今日はバレンタイン。そして長太郎君の誕生日。今年も例のごとく宍戸にチョコと頼もうとやってきたのだが・・・・今年は宍戸に完全に読まれていた。
「よぉ。」
「こんにちは。」
「・・・・。」
私がやってくる前に宍戸の元に長太郎君が既にいたのである。
とりあえずその場で止まると、宍戸がニヤリと笑う。
「今年は先に呼んでおいたぜ。」
「う、裏切りもの!」
「はぁ?毎年自分で渡せない奴がよく言うぜ。激ダサ。」
「うっ・・・・。」
宍戸はそう言うとじゃあなと手を振ると私の横を通り過ぎる。とっさに宍戸のネクタイを掴む。
「ちょ、どこ行くんだよ!」
「どこだ、っていい、だ、ろ、苦しい!とりあえず離せ!!」
苦しそうにそう言った宍戸に私はとりあえずネクタイから手を離す。首をさすりながら咳をすると、宍戸は私を睨みつけた。
「長太郎、お前もなんか言ってやれよ。」
「宍戸さん落ち着いて。」
「ったく、お前えはこいつに甘すぎなんだよ。」
長太郎君は宍戸にそう言われると苦笑いを浮かべて頭をかいた。
私だって直接渡せるもなら渡したいよ。でもできないんだもん。だってなんか恥ずかしいじゃん!
そんなことを考えていると長太郎君と目が合った。にっこり微笑まれるとますます恥ずかしくなってくる。
「じゃあ、練習する。」
「はぁ?」
「宍戸で練習する。長太郎君ちょっと待っててね!」
「あ、はい。」
私は宍戸と長太郎君のバレンタインのチョコそして長太郎君へのプレゼントを宍戸に差し出す。
「どうぞ!」
そう言うと宍戸が微妙な表情を浮かべた。ちくしょう、宍戸相手だったら簡単にできるのにな・・・・。宍戸はため息をついた。
「そのままでいろよ。
」
「う、うん・・・。」
「で、どっちだ?」
「え?」
「俺のだよ、どっちだ?」
「青い方。」
「こっちだな。」
宍戸は腕を伸ばした私をそのままにさせて、宍戸用の青い小さい紙袋を取った。そして「サンキュ」と言うと何を思ったか私の肩に手を置き、そのまま私をくるっと回した。私はされるがままに反対を向くと、そこには長太郎君。態勢はそのままなので端から見れば長太郎君にチョコを渡している図に見えるだろう。そう思うと思考が完全に止まる。
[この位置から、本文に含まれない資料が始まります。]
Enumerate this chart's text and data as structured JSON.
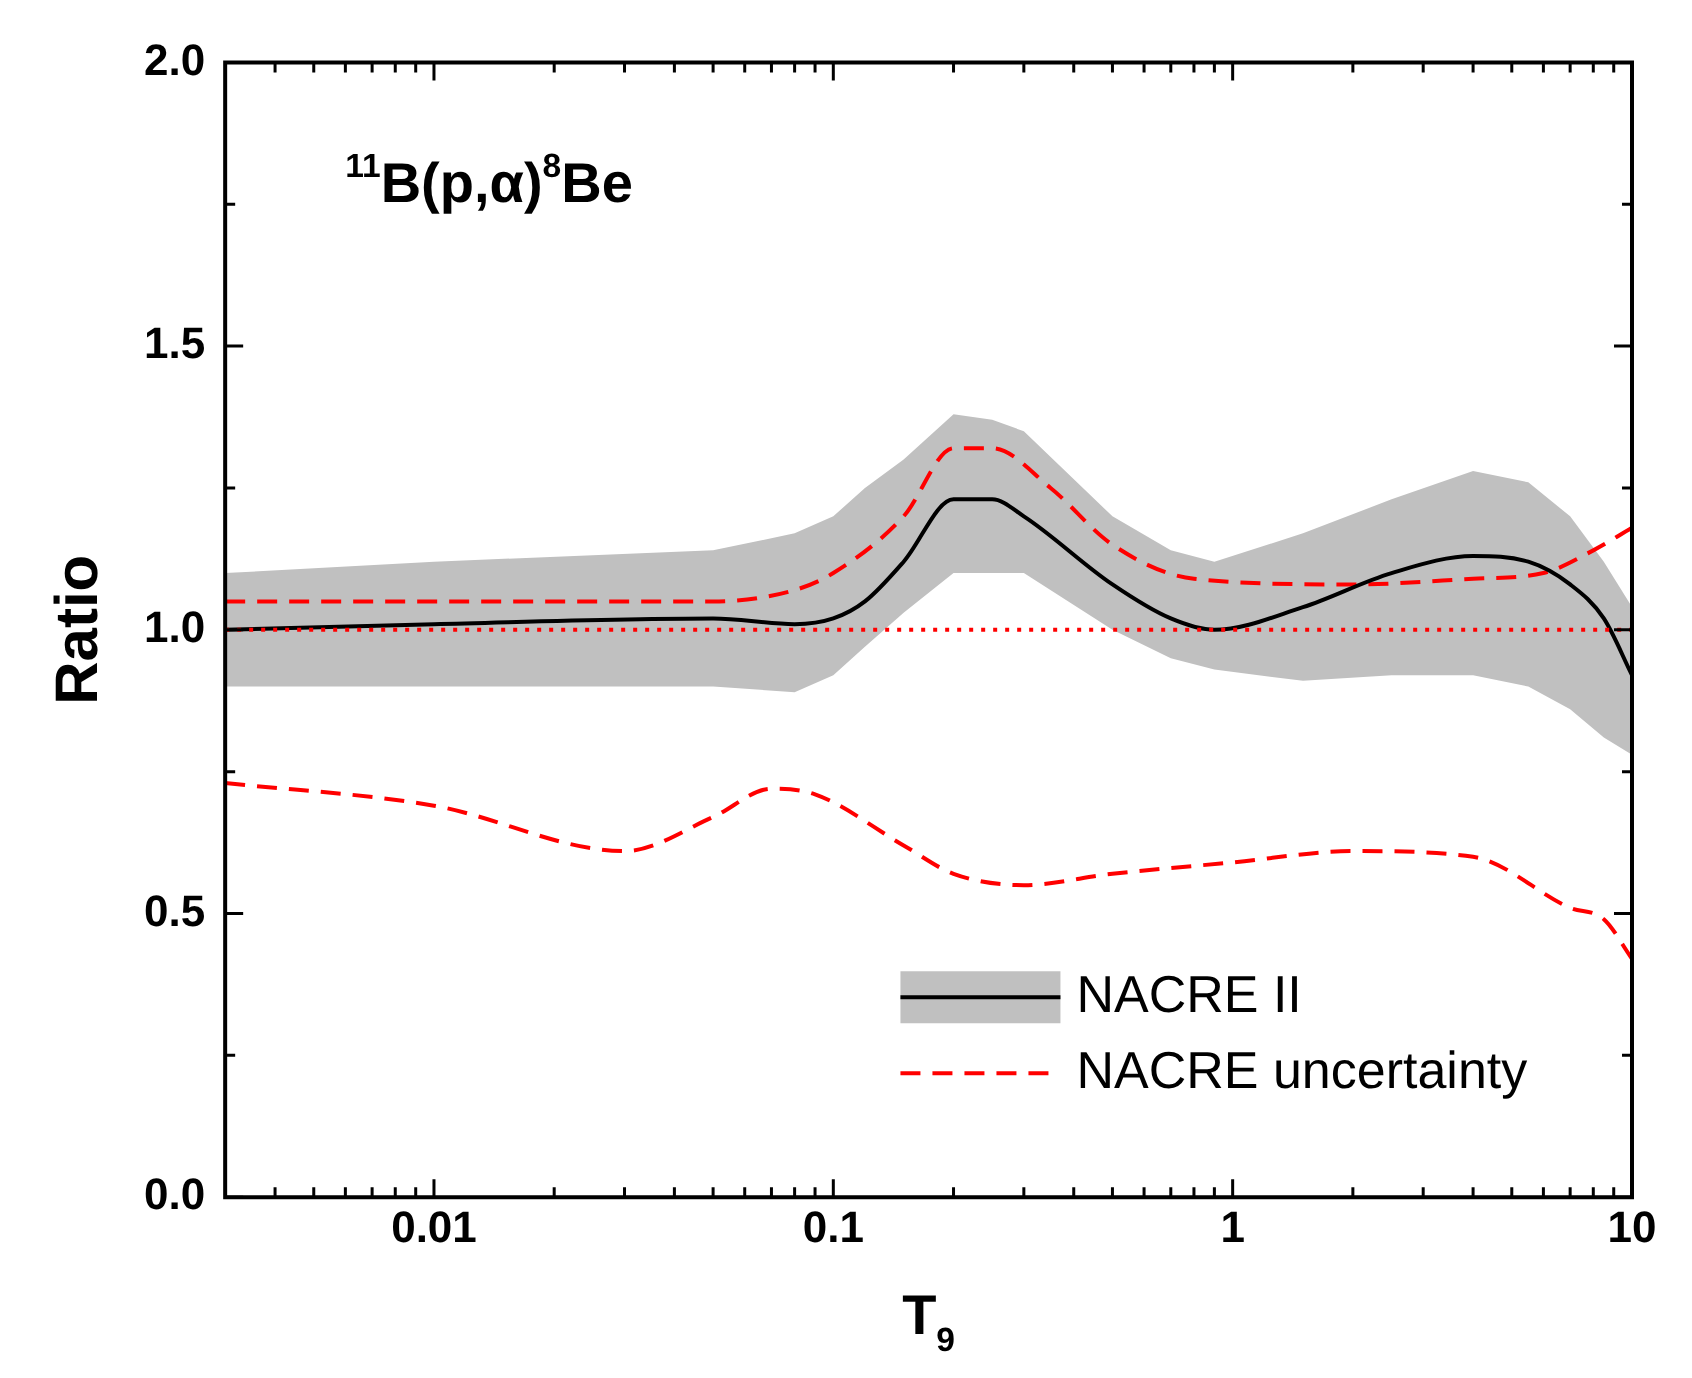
{
  "chart_data": {
    "type": "line",
    "xlabel": "T$_{9}$",
    "ylabel": "Ratio",
    "annotations": [
      "$^{11}$B(p,α)$^{8}$Be"
    ],
    "log": "x",
    "xlim": [
      0.003,
      10
    ],
    "ylim": [
      0,
      2
    ],
    "xticks": [
      {
        "value": 0.004,
        "label": null
      },
      {
        "value": 0.005,
        "label": null
      },
      {
        "value": 0.006,
        "label": null
      },
      {
        "value": 0.007,
        "label": null
      },
      {
        "value": 0.008,
        "label": null
      },
      {
        "value": 0.009,
        "label": null
      },
      0.01,
      {
        "value": 0.02,
        "label": null
      },
      {
        "value": 0.03,
        "label": null
      },
      {
        "value": 0.04,
        "label": null
      },
      {
        "value": 0.05,
        "label": null
      },
      {
        "value": 0.06,
        "label": null
      },
      {
        "value": 0.07,
        "label": null
      },
      {
        "value": 0.08,
        "label": null
      },
      {
        "value": 0.09,
        "label": null
      },
      0.1,
      {
        "value": 0.2,
        "label": null
      },
      {
        "value": 0.3,
        "label": null
      },
      {
        "value": 0.4,
        "label": null
      },
      {
        "value": 0.5,
        "label": null
      },
      {
        "value": 0.6,
        "label": null
      },
      {
        "value": 0.7,
        "label": null
      },
      {
        "value": 0.8,
        "label": null
      },
      {
        "value": 0.9,
        "label": null
      },
      1,
      {
        "value": 2,
        "label": null
      },
      {
        "value": 3,
        "label": null
      },
      {
        "value": 4,
        "label": null
      },
      {
        "value": 5,
        "label": null
      },
      {
        "value": 6,
        "label": null
      },
      {
        "value": 7,
        "label": null
      },
      {
        "value": 8,
        "label": null
      },
      {
        "value": 9,
        "label": null
      },
      10
    ],
    "yticks": [
      {
        "value": 0,
        "label": "0.0"
      },
      {
        "value": 0.25,
        "label": null
      },
      {
        "value": 0.5,
        "label": "0.5"
      },
      {
        "value": 0.75,
        "label": null
      },
      {
        "value": 1,
        "label": "1.0"
      },
      {
        "value": 1.25,
        "label": null
      },
      {
        "value": 1.5,
        "label": "1.5"
      },
      {
        "value": 1.75,
        "label": null
      },
      {
        "value": 2,
        "label": "2.0"
      }
    ],
    "grid": false,
    "legend": "bottom",
    "line_style": "solid",
    "marker": "none",
    "ref_lines": [
      {
        "axis": "y",
        "value": 1,
        "color": "#ff0000",
        "line_style": "dotted"
      }
    ],
    "series": [
      {
        "name": "NACRE II",
        "color": "#000000",
        "x": [
          0.003,
          0.01,
          0.05,
          0.08,
          0.1,
          0.12,
          0.15,
          0.2,
          0.25,
          0.3,
          0.5,
          0.7,
          0.9,
          1.5,
          2.5,
          4,
          5.5,
          7,
          8.5,
          10
        ],
        "values": [
          1.0,
          1.01,
          1.02,
          1.01,
          1.02,
          1.05,
          1.12,
          1.23,
          1.23,
          1.2,
          1.08,
          1.02,
          1.0,
          1.04,
          1.1,
          1.13,
          1.12,
          1.08,
          1.02,
          0.92
        ],
        "lower": [
          0.9,
          0.9,
          0.9,
          0.89,
          0.92,
          0.97,
          1.03,
          1.1,
          1.1,
          1.1,
          1.0,
          0.95,
          0.93,
          0.91,
          0.92,
          0.92,
          0.9,
          0.86,
          0.81,
          0.78
        ],
        "upper": [
          1.1,
          1.12,
          1.14,
          1.17,
          1.2,
          1.25,
          1.3,
          1.38,
          1.37,
          1.35,
          1.2,
          1.14,
          1.12,
          1.17,
          1.23,
          1.28,
          1.26,
          1.2,
          1.12,
          1.04
        ]
      },
      {
        "name": "NACRE uncertainty",
        "color": "#ff0000",
        "line_style": "dashed",
        "x": [
          0.003,
          0.02,
          0.05,
          0.08,
          0.1,
          0.15,
          0.2,
          0.25,
          0.35,
          0.5,
          0.8,
          2,
          4,
          6,
          8,
          10
        ],
        "values": [
          1.05,
          1.05,
          1.05,
          1.07,
          1.1,
          1.2,
          1.32,
          1.32,
          1.25,
          1.15,
          1.09,
          1.08,
          1.09,
          1.1,
          1.14,
          1.18
        ]
      },
      {
        "color": "#ff0000",
        "line_style": "dashed",
        "x": [
          0.003,
          0.01,
          0.03,
          0.05,
          0.07,
          0.09,
          0.15,
          0.2,
          0.3,
          0.5,
          1,
          2,
          4,
          7,
          8.5,
          10
        ],
        "values": [
          0.73,
          0.69,
          0.61,
          0.67,
          0.72,
          0.71,
          0.62,
          0.57,
          0.55,
          0.57,
          0.59,
          0.61,
          0.6,
          0.51,
          0.49,
          0.42
        ]
      }
    ]
  }
}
そんな私に長太郎君もちょっと驚いていているみたいだったが、やがてそっと私の手に自分の手を置いた。
「ありがとうございます、マシュマロさん。」
嬉しそうそう言うと私の手から長太郎君へのチョコとプレゼントを受け取った。
え、これは、直接渡せたの部類に、入る、のか?
「おい、大丈夫か?」
「だ、大丈夫。」
「宍戸さんもありがとうございます。」
「おぅ。」
「マシュマロさんに直接貰えて、嬉しいです。」
そう言ってまたぎゅっと手を握られた。本当に嬉しそうな笑顔で、ちょっとほっとする。これからはなるべく直接渡せるように、努力しよう。うん。
そう決めてその手を握りかえした。